And I say this as a fully grown woman with WiFi, a smartphone, adult money, and access to online parenting advice at 2 AM.
Some days I still feel like a teen mom mentally.
Like, excuse me… you people trusted ME with somebody’s life?
Because one minute I’m giving responsible adult answers, and the next minute I’m hiding in the bathroom eating snacks in silence so I don’t have to share.
Motherhood is beautiful, yes.
But it is also hard, emotional, draining, confusing, and deeply humbling.
Which then made me think…
If I, a grown woman sometimes feel overwhelmed by motherhood… what about an actual 15-year-old?
Or a 16-year-old girl suddenly expected to become somebody’s wife and somebody’s mother?
Because, be serious for a second.
At 15, most girls are still figuring out algebra, friendships, acne, crushes, and whether they even like themselves yet.
Suddenly society wants to hand them a husband, a baby, and lifelong responsibilities like it’s a group assignment they volunteered for.
Absolutely not.
Sometimes people talk about child marriage so casually too.
“She’s mature for her age.”
No. She was forced to grow up early.
There’s a difference.
Trauma can look like maturity from a distance.
And honestly, adulthood itself is already a scam half the time.
Bills.
Stress.
Back pain.
Trying to decide what to cook every single day until the end of time.
Now imagine adding marriage and motherhood to a child on top of that?
Even grown adults are out here whispering.
“I just need a break.”
“I’m tired.”
“I don’t know what I’m doing.”
“I hope this child survives my parenting.”
So why do we act like little girls can magically handle all that pressure better?
And please, I know somebody somewhere will say...

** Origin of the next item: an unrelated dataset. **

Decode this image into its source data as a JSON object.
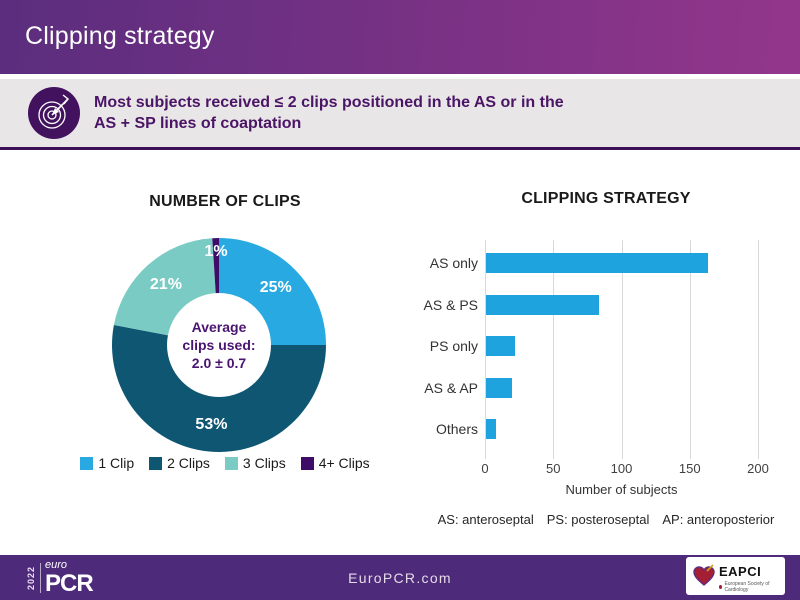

“But our grandmothers married young.”
Yes… and many of them were also exhausted, silenced, overworked, and robbed of choices. We just romanticise their survival because they endured it quietly.
Surviving is not the same thing as thriving.
A girl child deserves more than survival.
She deserves time. Time to grow. Time to dream.
Time to make mistakes that don’t involve raising another human being before her own brain is fully developed.
Because motherhood should be a choice made with readiness, not a burden forced onto girls still trying to understand life themselves.
Honestly, this Mother’s Day just confirmed something for me,
If motherhood sometimes makes grown women cry in parked cars and hide in bathrooms for peace…
Then surely we can all agree a child should not be pushed into it early.